Whether bevacizumab exerts its anti-tumor properties through systemic effects beyond local inhibition of angiogenesis and how these effects can be monitored in patients, remain largely elusive. To address these questions, we investigated bone marrow-derived cells and cytokines in the peripheral blood of metastatic breast cancer patients undergoing therapy with bevacizumab.
Circulating endothelial cells (CEC), circulating endothelial progenitor (CEP) and circulating CD11b+ cells in metastatic breast cancer patients before and during therapy with paclitaxel alone (n = 11) or in combination with bevacizumab (n = 10) were characterized using flow cytometry, real time PCR and RNASeq. Circulating factors were measured by ELISA. Aged-matched healthy donors were used as baseline controls (n = 12).

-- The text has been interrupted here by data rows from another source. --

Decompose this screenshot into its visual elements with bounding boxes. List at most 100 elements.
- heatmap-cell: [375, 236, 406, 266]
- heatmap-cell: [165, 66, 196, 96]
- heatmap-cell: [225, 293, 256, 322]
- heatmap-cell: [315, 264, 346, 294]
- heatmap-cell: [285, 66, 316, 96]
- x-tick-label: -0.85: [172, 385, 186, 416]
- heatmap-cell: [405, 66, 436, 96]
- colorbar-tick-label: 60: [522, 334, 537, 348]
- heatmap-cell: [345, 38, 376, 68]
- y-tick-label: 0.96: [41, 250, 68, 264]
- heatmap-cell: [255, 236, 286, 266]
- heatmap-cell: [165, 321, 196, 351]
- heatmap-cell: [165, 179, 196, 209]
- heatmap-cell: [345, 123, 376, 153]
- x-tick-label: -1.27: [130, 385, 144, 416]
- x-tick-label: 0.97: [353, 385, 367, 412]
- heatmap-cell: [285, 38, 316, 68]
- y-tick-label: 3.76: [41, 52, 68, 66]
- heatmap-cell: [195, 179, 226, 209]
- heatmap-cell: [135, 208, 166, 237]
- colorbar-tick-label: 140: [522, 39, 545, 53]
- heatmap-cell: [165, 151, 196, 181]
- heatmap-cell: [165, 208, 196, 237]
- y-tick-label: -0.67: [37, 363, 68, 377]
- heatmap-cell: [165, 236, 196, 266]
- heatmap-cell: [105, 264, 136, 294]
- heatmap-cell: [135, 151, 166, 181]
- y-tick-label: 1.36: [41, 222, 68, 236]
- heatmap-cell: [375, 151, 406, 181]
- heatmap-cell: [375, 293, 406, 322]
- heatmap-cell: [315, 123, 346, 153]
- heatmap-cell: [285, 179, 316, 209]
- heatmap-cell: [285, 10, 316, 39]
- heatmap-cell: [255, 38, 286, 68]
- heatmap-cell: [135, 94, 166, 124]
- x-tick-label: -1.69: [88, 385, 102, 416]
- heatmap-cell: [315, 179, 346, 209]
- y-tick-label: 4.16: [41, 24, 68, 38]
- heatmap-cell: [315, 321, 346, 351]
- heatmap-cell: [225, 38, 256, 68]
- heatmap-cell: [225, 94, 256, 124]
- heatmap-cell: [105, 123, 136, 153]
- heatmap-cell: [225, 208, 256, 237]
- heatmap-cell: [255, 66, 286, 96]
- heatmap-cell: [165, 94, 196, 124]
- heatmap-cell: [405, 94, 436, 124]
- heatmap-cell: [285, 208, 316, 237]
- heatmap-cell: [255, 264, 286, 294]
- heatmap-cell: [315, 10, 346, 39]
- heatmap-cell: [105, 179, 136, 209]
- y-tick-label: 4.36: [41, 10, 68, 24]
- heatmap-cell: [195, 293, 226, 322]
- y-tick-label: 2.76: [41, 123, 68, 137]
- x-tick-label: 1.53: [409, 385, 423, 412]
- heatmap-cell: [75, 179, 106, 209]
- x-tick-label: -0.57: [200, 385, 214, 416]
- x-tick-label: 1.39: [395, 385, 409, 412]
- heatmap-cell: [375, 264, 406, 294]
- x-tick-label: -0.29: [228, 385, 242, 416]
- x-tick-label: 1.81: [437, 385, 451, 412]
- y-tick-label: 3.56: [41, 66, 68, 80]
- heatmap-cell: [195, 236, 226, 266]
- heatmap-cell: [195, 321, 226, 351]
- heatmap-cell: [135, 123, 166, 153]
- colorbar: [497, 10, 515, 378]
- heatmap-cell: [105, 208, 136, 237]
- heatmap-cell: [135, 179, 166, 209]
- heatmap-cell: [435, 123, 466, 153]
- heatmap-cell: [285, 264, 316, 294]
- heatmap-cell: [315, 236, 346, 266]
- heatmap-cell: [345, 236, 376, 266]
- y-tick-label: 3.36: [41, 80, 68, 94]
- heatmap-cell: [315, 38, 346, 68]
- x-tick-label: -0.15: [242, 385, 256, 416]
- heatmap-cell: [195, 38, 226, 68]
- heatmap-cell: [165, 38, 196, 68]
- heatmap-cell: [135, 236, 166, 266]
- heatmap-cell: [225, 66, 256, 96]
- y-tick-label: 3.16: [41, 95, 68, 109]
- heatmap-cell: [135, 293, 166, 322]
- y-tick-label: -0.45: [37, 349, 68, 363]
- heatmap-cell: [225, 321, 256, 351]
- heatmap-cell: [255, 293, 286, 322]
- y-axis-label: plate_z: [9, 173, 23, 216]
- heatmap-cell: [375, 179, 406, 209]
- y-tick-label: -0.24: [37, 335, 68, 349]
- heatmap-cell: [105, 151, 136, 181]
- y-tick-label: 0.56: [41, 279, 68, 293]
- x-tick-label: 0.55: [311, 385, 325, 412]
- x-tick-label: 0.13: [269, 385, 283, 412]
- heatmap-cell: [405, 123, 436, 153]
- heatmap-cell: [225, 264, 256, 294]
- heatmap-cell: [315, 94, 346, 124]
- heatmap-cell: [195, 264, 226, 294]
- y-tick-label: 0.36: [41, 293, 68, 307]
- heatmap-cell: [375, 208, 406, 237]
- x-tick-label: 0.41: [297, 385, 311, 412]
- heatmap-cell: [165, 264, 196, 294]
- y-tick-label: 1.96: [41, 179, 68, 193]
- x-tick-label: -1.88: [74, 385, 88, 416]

Breast cancer patients had elevated frequencies of CEC, CEP, TIE2+CD11b+ and KIT+CD11b+ cell subsets. CEC decreased during therapy, irrespective of bevacizumab, while TIE2+CD11b+ remained unchanged. KIT+CD11b+ cells decreased in response to paclitaxel with bevacizumab, but not paclitaxel alone. Cancer patients expressed higher mRNA levels of the M2 polarization markers CD163, ARG1 and IL-10 in CD11b+ cells and increased levels of the M2 cytokines IL-10 and CCL20 in plasma. M1 activation markers and cytokines were low or equally expressed in cancer patients compared to healthy donors. Chemotherapy with paclitaxel and bevacizumab, but not with paclitaxel alone, significantly decreased IL-10 mRNA in CD11b+ cells and IL-10 protein in plasma.
This pilot study provides evidence of systemic immunomodulatory effects of bevacizumab and identified circulating KIT+CD11b+ cells and IL-10 as candidate biomarkers of bevacizumab activity in metastatic breast cancer patients.